We have seen a stupendous growth of reliable knowledge on how best to deal with an increasing number of illnesses. The evidence is well supported, clearly set out, accessible to all and capable of being enacted by a growing range of clinicians most of who have not had the extensive, thorough, bioscientific education and training which Abraham Flexner correctly saw as essential 100 years ago. For an ever increasing number of clinical consultations we no longer require the presence of a traditionally conceived doctor and that trend still has a long way to go.  We already have increasing numbers of patients being seen and managed by a growing range of non medically qualified professionals from nurses and physician assistants to physiotherapists and radiographers. We shall see more of this and fewer consultations with the traditional doctor.  We shall of course continue to need some bioscientifically trained doctors at the front end, seeing patients whose ailments are atypical or  unclear,  conceiving and carrying out clinical trials of new approaches, performing complex physical interventions such as surgery where instant decision making requires a detailed knowledge of the underlying biology though even here there is scope for newer types of clinicians who have not had the extensive detail of the traditional model in their training.

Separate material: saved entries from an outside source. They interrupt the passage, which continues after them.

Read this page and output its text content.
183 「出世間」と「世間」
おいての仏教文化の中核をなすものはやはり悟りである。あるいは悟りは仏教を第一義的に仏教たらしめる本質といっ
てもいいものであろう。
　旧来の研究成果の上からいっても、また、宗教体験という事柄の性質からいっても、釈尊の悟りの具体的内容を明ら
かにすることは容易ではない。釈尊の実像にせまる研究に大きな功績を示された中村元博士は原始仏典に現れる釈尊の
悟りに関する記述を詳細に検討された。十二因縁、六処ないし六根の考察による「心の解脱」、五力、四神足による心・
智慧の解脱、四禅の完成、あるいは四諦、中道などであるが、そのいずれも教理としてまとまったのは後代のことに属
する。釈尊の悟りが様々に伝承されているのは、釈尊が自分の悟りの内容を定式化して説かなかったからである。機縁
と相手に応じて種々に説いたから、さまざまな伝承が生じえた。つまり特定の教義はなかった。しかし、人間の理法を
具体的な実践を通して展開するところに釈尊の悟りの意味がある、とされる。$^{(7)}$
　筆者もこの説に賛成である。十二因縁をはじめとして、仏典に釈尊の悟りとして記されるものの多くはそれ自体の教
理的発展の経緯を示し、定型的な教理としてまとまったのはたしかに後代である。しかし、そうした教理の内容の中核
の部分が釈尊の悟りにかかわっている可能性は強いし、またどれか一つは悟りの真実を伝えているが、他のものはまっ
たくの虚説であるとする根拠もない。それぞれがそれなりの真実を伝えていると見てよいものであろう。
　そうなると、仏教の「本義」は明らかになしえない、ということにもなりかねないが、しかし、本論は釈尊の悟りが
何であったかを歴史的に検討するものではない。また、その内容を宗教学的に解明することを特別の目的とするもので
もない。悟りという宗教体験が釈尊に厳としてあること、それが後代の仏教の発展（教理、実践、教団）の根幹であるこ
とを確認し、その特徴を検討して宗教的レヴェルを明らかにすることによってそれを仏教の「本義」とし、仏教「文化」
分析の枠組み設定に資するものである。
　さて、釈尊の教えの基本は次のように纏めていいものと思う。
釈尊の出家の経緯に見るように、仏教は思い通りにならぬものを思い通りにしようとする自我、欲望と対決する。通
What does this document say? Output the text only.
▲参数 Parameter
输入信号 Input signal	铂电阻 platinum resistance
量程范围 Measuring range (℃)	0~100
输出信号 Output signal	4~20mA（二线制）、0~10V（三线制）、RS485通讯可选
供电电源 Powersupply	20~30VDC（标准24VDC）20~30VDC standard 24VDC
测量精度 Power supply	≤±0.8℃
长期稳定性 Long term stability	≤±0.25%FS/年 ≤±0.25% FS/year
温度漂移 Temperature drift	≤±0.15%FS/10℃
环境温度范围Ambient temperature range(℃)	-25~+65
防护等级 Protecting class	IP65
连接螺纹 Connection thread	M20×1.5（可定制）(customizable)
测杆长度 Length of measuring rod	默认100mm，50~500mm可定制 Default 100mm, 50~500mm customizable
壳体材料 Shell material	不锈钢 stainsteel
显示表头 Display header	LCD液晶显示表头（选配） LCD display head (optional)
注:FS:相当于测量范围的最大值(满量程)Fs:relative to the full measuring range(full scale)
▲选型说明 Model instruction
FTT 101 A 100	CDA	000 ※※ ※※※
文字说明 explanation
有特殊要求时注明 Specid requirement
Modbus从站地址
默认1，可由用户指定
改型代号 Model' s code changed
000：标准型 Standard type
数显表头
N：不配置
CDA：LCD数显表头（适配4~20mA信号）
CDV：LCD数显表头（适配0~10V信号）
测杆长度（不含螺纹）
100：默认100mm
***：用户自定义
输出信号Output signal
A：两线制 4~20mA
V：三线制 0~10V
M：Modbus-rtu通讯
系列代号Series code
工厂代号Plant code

Here we might note the use of the word training as opposed to education. Education, the developing of an individual's potential, is of the essence in preparing an autonomous practitioner capable of safe and effective management of uncertainty. For the newer model of clinician the organisation wishes her  to deliver a structured series of exchanges with the patient along lines selected and approved by the organisation. Autonomy is limited and at the margin. Training the individual to do as the organisation bids is the new imperative.
So the Flexner model is in decline and though it will not become extinct its passing from universality will be resisted screaming and kicking by its current adherents.